Once the download is finished we have to run the script:

bash Anaconda3-5.0.1-Linux-x86_64.sh

In order to activate the installation, type the following:

source ~/.bashrc

Check if the installation was succesfull by typing:

which python
/home/ubuntu/anaconda3/bin/python

Now that we have a functioning Python interpreter we can cd back to the folder of our python file. In the folder we can then run the script as you would normally do.

Congratulations, you have run your fist script on your EC2 instance.

With these tools you can run the training of your NN in the Cloud and enjoy the computing power Amazon and the likes provide at your disposal.

Using screen

Another thing I want to share with you is screen. It is one of the best discoveries that I made while learning about cloud computing.

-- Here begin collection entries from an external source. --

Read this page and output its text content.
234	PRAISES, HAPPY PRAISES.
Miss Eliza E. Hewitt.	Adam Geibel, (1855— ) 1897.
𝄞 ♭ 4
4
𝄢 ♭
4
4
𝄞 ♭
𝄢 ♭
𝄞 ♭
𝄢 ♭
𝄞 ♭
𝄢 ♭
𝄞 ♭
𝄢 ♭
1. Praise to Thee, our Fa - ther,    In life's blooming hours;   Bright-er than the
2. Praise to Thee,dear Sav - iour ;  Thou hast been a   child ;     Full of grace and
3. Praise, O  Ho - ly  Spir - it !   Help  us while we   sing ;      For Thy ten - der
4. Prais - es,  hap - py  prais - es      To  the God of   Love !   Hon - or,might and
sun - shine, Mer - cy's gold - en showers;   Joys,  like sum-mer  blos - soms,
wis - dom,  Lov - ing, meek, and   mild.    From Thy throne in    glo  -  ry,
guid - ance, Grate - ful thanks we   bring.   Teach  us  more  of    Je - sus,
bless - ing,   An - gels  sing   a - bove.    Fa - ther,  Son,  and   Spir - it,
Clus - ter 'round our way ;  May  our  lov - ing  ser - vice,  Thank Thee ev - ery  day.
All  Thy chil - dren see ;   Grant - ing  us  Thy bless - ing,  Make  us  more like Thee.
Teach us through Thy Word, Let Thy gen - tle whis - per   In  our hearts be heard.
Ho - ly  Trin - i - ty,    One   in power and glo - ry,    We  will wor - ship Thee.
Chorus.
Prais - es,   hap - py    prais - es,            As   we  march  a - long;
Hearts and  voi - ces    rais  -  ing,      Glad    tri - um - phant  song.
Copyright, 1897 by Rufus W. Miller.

Screen is a full screen software program that allows you to run multiple terminal sessions inside a single terminal window manager and is usually already pre-installed on Ubuntu. This tool is very useful if you want to run different programs in different terminal shells so the output does not get mixed. Also, you can start a session to run your neural network and detach and reattach to this session as you like. This means the running of your script is not bound to your active ssh connection anymore. You start your training and detach from the session. To check the progress of the training you simply reconnect to your instance and re-attach to the session.

See this post to learn more about screen commands.

What is your favorite cloud hosting provider and on which setup do you train your neural networks?